In the event the parties agree to a full building spatial audit for the purposes of determining total leasable area, then several other options are available. The Building Owners & Managers Association (BOMA) publishes six Measurement Standards to help a cross section of commercial real estate professionals. As well, the BOMA BC Office or their website, www.boma.bc.ca, can provide resources and publications with information concerning area measurements and calculations, and is recommended by the Council. BOMA Measurement Standards are known for their consistency and also the thoroughness of addressing all forms of space within a building.

When referring to the square footage of the leasable area of the property, it should be disclosed as to the source for this data and how it was determined. Should the method of measurement be absent of any recognized Measurement Standard, refer to the Lease Agreement for any specific description, or guideline, within the Agreement that establishes a procedure to determine the leasable area. If such guidelines exist, carefully consider the wording in declaring the square footage. Using ambiguous terms, such as “Gross Rent” or “Total Net Lease”, etc., can result in confusion due to the wide range of definitions used in the industry.
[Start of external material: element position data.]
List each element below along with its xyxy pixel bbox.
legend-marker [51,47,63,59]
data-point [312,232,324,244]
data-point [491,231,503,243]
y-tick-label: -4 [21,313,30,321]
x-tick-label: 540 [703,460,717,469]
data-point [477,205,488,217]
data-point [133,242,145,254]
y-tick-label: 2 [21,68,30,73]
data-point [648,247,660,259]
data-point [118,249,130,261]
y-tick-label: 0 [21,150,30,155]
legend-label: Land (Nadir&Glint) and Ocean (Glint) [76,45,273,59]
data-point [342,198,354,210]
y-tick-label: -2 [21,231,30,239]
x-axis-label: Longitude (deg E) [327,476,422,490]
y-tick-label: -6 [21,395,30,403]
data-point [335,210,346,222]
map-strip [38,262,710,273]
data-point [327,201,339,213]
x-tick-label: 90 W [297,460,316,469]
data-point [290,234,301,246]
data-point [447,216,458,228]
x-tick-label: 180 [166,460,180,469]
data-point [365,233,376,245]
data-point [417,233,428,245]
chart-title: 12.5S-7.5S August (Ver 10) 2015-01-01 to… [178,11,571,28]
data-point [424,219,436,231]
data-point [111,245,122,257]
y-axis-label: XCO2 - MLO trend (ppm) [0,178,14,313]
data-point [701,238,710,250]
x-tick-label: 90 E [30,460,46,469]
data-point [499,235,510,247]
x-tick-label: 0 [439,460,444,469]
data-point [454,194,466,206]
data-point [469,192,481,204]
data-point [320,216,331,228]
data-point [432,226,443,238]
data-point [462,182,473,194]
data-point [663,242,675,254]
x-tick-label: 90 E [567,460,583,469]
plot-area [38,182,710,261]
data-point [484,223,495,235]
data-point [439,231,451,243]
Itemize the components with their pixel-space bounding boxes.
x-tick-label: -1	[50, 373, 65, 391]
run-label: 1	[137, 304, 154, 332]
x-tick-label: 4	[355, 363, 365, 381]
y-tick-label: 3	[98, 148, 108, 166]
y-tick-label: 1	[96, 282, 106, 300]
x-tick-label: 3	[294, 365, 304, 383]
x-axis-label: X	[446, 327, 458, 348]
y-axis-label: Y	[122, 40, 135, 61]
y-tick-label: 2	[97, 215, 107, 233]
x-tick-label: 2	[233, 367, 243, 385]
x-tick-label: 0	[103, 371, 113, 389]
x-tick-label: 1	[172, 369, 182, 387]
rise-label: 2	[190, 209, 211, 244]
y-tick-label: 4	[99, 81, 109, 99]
The Common Areas described in the Lease Agreement may be classified into two distinct forms; one for the share of common areas referencing all areas within the building itself, and the other concerns the Common Area amenities related to exterior space, such as landscaping, parking, waste containers, etc. Common Areas outside of the building area are rarely incorporated into the Leasable Area and are typically addressed to clarify other maintenance and tax expenses. The current rent roll should be examined and may reveal the square footage that the current rent rate is based upon. The rent roll typically describes the square footage and rent rates for each of the tenanted areas. It may also include detailed adjustment factors for the pro-rated share of common areas.

Due to the complexities in preparing the disclosure of reliable leasable space for commercial properties, the Council recommends a Registered Land Surveyor or a Professional Measurement Service with proven knowledge, experience and expertise in this area to provide assistance when necessary.